図24は、インダクタID2の模式的な斜視図である。
図22から
図24に示されるように、半導体装置DEV5では、インダクタID1が、第1部分ID1aと、第2部分ID1bとを有している。半導体装置DEV5では、インダクタID2が、第1部分ID2aと、第2部分ID2bとを有している。
【0090】
第1部分ID1a及び第2部分ID1bの各々は、第3方向D3に直交している面内において、半導体チップCHP1及び半導体チップCHP2に跨って巻回されている。第1部分ID1a及び第2部分ID1bの各々は、半導体チップCHP1及び半導体チップCHP2に重なるように形成されている。第1部分ID1a及び第2部分ID1bは、第3方向D3において、間隔を空けて互いに対向している。第1部分ID1aの一方端及び第2部分ID1bの他方端は、半導体チップCHP1電気的に接続されている。第1部分ID1aの他方端及び第2部分ID1bの一方端は、配線WL3a(接続部WL3ae)により互いに電気的に接続されている。接続部WL3aeは、第3方向D3に沿って延びている。
【0091】
第1部分ID2a及び第2部分ID2bの各々は、第3方向D3に直交している面内において、半導体チップCHP1及び半導体チップCHP2に跨って巻回されている。第1部分ID2a及び第2部分ID2bの各々は、半導体チップCHP1及び半導体チップCHP2に重なるように形成されている。第1部分ID2a及び第2部分ID2bは、第3方向D3において、間隔を空けて互いに対向している。第1部分ID2aの一方端及び第2部分ID2bの他方端は、半導体チップCHP1電気的に接続されている。第1部分ID2aの他方端及び第2部分ID2bの一方端は、配線WL3a(接続部WL3af)により互いに電気的に接続されている。接続部WL3afは、第3方向D3に沿って延びている。これらの点に関して、半導体装置DEV5の構成は、半導体装置DEV1の構成と異なっている。
【0092】
なお、
図22から
図24に示されている例では、インダクタID1及びインダクタID2の各々の巻き数が2であるが、インダクタID1及びインダクタID2の各々の巻き数が3以上であってもよい。また、
図22から
図24に示されている例では、インダクタID1及びインダクタID2の各々が複数になっているが、インダクタID1及びインダクタID2のいずれか一方の巻き数が複数になっていなくてもよい。
【0093】
<半導体装置DEV5の効果>
以下に、半導体装置DEV5の効果を説明する。
【0094】
半導体装置DEV5では、インダクタID1及びインダクタID2の各々の巻き数が、複数になっている。

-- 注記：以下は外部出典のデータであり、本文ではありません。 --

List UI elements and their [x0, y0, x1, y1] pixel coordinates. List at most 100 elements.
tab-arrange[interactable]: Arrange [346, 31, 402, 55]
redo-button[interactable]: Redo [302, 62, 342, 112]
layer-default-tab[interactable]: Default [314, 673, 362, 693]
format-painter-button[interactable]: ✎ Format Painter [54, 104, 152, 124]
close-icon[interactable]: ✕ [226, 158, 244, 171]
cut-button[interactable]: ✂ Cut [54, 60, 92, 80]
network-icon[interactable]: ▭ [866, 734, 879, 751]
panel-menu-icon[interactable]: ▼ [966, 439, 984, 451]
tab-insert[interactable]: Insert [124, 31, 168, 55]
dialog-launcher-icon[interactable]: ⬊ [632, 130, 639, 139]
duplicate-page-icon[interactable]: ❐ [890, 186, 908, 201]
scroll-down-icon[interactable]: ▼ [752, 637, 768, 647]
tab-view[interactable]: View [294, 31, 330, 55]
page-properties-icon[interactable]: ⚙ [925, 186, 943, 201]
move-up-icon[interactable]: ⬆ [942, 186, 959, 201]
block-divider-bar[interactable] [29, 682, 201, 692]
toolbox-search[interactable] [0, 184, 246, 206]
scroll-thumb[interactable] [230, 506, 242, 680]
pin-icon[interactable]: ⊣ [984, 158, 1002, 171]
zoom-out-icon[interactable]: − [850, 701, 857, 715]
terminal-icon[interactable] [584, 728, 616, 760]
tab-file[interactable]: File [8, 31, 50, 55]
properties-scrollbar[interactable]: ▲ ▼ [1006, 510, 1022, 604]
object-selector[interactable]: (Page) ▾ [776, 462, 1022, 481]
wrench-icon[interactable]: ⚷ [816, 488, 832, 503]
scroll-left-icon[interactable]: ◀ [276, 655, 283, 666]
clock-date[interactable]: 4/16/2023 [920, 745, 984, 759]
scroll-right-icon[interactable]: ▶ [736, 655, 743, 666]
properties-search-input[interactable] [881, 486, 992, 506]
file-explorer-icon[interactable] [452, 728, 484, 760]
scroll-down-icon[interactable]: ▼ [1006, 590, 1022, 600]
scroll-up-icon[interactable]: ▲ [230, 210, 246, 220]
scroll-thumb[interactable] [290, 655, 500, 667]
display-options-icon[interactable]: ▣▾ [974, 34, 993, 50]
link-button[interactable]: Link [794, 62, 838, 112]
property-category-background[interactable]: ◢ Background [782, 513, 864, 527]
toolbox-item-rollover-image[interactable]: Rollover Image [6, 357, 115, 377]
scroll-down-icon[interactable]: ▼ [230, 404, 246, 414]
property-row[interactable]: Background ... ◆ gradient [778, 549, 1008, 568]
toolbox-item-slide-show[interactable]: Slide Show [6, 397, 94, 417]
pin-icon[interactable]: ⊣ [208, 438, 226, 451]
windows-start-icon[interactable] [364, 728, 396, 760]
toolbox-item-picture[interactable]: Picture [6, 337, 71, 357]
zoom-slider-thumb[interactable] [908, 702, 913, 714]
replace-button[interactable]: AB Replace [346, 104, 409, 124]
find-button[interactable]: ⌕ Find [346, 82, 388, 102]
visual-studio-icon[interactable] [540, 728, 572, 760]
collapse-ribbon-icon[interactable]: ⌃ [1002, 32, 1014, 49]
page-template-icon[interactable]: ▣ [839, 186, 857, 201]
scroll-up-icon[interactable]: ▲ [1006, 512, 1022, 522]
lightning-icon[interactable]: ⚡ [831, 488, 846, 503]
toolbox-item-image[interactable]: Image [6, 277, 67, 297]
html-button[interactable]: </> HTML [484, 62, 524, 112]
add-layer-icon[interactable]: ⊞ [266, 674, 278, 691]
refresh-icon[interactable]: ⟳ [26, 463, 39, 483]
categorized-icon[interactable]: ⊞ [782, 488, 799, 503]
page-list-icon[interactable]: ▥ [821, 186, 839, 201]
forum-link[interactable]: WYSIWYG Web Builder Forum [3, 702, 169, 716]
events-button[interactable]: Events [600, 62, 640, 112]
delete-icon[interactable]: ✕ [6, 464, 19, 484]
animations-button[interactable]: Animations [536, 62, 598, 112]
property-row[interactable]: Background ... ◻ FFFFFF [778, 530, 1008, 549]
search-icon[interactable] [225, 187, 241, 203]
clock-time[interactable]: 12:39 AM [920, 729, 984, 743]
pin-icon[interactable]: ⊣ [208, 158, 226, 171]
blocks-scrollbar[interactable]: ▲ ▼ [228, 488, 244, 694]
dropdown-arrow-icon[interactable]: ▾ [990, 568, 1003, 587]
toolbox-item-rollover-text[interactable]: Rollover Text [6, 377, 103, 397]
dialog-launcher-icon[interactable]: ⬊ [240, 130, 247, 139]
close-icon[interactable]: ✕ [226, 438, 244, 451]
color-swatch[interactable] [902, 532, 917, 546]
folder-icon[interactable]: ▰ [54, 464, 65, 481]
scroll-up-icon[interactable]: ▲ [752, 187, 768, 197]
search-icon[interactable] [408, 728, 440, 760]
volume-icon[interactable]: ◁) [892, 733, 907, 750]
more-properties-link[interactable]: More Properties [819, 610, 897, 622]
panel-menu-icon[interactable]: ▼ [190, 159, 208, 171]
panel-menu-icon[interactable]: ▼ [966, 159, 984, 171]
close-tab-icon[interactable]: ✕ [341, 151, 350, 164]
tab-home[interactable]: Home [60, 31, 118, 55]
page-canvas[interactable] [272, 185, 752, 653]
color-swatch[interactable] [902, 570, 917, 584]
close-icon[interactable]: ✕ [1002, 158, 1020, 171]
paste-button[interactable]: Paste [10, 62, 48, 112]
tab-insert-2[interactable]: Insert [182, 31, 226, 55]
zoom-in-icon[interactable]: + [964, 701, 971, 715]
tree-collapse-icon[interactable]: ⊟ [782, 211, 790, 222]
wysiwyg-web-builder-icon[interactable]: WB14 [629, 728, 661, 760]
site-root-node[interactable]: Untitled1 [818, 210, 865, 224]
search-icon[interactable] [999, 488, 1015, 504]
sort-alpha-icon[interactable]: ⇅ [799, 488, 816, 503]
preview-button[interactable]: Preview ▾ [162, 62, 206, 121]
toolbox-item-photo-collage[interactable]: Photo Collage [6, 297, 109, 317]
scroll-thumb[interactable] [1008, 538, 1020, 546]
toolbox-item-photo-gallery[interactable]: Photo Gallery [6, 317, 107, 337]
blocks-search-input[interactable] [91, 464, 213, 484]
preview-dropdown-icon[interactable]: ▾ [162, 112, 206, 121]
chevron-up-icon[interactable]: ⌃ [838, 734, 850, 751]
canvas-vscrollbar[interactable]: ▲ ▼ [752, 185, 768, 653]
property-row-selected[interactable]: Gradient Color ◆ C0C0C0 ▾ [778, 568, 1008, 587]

そのため、半導体装置DEV5によると、インダクタID1及びインダクタID2の結合係数を高めることができる。
【0095】
以上、本発明者によってなされた発明を実施形態に基づき具体的に説明したが、本発明は上記の実施形態に限定されるものではなく、その要旨を逸脱しない範囲で種々変更可能であることはいうまでもない。
【符号の説明】
【0096】
AD 接着剤、BF 下地膜、CH1,CH2 コンタクトホール、CHP1,CHP2 半導体チップ、CP1,CP2 コンタクトプラグ、D1 第1方向、D2 第2方向、D3 第3方向、DEV1 半導体装置、DEV2,DEV3,DEV4,DEV5 半導体装置、SR1a 第1部分、SR1b 第2部分、DR1 ドレイン領域、DR1a 第1部分、DR1b 第2部分、DR2 ドレイン領域、DR2a 第1部分、DR2b 第2部分、ER 封止樹脂、FOL 再配線層、FS1,FS2,FS3 第1面、G1 ゲート電極、G2 ゲート電極、GI1 ゲート絶縁膜、GI2 ゲート絶縁膜、ID1 インダクタ、ID1a 第1部分、ID1b 第2部分、ID2 インダクタ、ID2a 第1部分、ID2b 第2部分、ID3 インダクタ、ID4 インダクタ、ILD1a,ILD1b,ILD1c,ILD2a,ILD2b,ILD2c 層間絶縁膜、ILD3a,ILD3b,ILD3c 層間絶縁膜、ISL1 素子分離膜、ISL2 素子分離膜、PAD1 パッド電極、PAD2 パッド電極、RP レジストパターン、S1 準備工程、S2 樹脂封止工程、S3 再配線工程、S21,S31 第1工程、S22,S32 第2工程、S33 第3工程、S34 第4工程、S35 第5工程、SR1 ソース領域、SR1a 第1部分、SR1b 第2部分、SR2 ソース領域、SR2a 第1部分、SR2b 第2部分、SS1,SS2,SS3 第2面、SSUB 支持基板、SUB1,SUB2 半導体基板、SWS1,SWS2 サイドウォールスペーサ、TR1a,TR1b,TR1c,TR2a,TR2b,TR2c 溝、VH1,VH2,VH3b,VH3c,VH3a ビアホール、VP1 ビアプラグ、VP2 ビアプラグ、WL1,WL2 配線層、WL1a,WL1b,WL2a,WL2b 配線、WL3a 配線、WL3aa,WL3ab,WL3ac,WL3ad 直線部、WL3ae 接続部、WL3af 接続部、WL3b 配線、WL3ba,WL3bb 直線部、WL3c 配線、WR1,WR2 ウェル領域。